Denn Kohle verursacht Kohlendioxid (CO2) – schlecht für das Klima. Wenn man jedoch Wasserstoff einsetzt, der mit Ökostrom gewonnen wurde, entsteht im Zuge der Stahlproduktion kein CO2 mehr, sondern am Ende nur noch Wasserdampf. „Wasserstoff ist die neue Kohle“, sagt Bettina Hübschen, rötliche Haare, runde Brille. Sie hat in den 1990erJahren an der Technischen Hochschule Aachen Metallurgie studiert und über Nichteisenmetalle promoviert. Seit 2007 ist sie bei Thyssenkrupp Steel. Etwa 50 Leute arbeiten unter ihrer Führung an der klimafreundlichen Transformation des Stahlwerks, dem Ersatz von Kohle durch Wasserstoff.
Um zum Hochofen zu kommen, dauert es auch im Auto ein bisschen. Das Industrieareal nördlich der Duisburger Innenstadt belegt eine Fläche fünf Mal so groß wie der Kleinstaat Monaco – Kraftwerke, rauchende Schornsteine, kilometerlange Leitungen auf Trägern über und neben den Straßen, verrußte Hallen, so groß, dass Schiffe reinpassen – ab und zu aber auch mal eine Wiese mit Bäumen.

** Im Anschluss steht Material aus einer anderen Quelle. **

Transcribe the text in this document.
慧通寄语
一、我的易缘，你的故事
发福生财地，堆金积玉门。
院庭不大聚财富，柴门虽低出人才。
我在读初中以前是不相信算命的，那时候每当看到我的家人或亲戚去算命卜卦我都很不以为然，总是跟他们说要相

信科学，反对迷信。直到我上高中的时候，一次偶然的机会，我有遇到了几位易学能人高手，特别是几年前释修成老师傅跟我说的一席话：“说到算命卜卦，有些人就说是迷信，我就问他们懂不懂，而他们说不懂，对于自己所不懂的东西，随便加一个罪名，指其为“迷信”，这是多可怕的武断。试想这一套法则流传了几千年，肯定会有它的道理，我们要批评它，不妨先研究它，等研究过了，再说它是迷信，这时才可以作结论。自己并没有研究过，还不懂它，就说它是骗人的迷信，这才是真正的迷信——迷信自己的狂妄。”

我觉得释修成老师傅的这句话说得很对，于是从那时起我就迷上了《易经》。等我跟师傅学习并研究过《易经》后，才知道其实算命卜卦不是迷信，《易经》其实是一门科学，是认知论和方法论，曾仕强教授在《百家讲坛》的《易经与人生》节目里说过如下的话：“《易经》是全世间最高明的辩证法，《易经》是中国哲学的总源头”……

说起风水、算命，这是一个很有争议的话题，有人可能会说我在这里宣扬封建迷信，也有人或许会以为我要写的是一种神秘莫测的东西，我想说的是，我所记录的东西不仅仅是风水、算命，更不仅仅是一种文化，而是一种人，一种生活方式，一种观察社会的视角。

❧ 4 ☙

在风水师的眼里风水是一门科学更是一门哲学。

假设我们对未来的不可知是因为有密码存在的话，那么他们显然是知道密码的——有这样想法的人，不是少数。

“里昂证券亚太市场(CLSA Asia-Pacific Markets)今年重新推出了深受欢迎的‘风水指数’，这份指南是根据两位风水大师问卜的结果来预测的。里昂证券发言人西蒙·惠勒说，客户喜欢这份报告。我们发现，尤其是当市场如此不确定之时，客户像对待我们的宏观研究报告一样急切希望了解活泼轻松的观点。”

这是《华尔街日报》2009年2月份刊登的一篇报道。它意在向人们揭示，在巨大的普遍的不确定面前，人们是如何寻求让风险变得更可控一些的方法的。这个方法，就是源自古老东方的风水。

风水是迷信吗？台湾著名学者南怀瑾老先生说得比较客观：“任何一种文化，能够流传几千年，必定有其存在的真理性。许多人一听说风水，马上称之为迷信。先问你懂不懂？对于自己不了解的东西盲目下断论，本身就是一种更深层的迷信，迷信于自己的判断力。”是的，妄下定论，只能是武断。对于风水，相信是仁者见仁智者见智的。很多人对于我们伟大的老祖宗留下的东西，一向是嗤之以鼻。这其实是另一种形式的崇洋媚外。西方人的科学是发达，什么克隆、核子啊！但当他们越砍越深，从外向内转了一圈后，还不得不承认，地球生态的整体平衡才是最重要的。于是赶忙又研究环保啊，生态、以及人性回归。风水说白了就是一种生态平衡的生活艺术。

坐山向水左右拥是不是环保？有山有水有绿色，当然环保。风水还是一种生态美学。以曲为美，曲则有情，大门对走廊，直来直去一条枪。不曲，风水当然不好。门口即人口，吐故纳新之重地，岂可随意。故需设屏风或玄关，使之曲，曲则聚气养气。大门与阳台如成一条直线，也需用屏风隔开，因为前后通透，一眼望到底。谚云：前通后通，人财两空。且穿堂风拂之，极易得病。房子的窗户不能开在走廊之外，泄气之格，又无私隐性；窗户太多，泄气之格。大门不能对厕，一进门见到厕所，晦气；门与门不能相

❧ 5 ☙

Das kantige Herz des Werkes ragt Dutzende Meter in die Höhe, rötlich verkleidet, eingerahmt von einem Labyrinth
aus Schloten, Röhren und Metallkonstruktionen. Hier wird das Eisenerz geschmolzen, die Lava des glühenden Stahls fließt heraus. Solche Höllenmaschinen müssen komplett ersetzt werden, damit die Schmelze mit Wasserstoff funktioniert.
Dass das passiert, hat der Konzern schon entschieden. 2026 soll der erste Ofen umgestellt sein. Das sind nur drei bis vier Jahre. Noch in diesem Jahr will man die Aufträge an die Anlagenbauer vergeben. „Da darf nichts dazwischenkommen“, sagt Bettina Hübschen und schnauft ein bisschen.
Über zwei Milliarden Euro soll das Vorhaben kosten – allerdings nicht nur Geld von Thyssenkrupp, sondern auch vom Staat. „Anfangs rechnet sich die Produktion ohne Förderung nicht“, heißt es beim Unternehmen. Um welche Subventionen es geht, wird nicht verraten. Man kann jedoch vermuten, dass sich die Verhandlungen um etwa eine Milliarde Euro drehen, rund die Hälfte der Investitionskosten. Eine vergleichbare Summe soll die Salzgitter AG für den ähnlichen Umbau ihres Stahlwerkes bekommen.
Das Ganze ist ein gigantisches Experiment, nicht nur ein unternehmerisches, sondern auch ein gesellschaftliches. Denn die Lage sieht so aus: Die künftige Produktionskette für grünen Wasserstoff ist noch nicht geschlossen. Nur isolierte Elemente sind vorhanden, und teilweise noch nicht einmal die. Nötig sind zusätzliche, sehr große Wind- und Solarkraftwerke; Entsalzungsanlagen, falls der Wasserstoff aus Meerwasser gewonnen wird; Elektrolyseure, die Wasser in Sauerstoff und Wasserstoff spalten; Fabriken zur Verflüssigung des Wasserstoffs, wenn er über große Entfernungen transportiert werden muss; Anlagen, um ihn in Gas zurückzuverwandeln. Problematisch ist dabei unter anderem, dass der Energieverlust zunimmt, je öfter man den Wasserstoff umwandelt. Auch die Kosten steigen damit erheblich.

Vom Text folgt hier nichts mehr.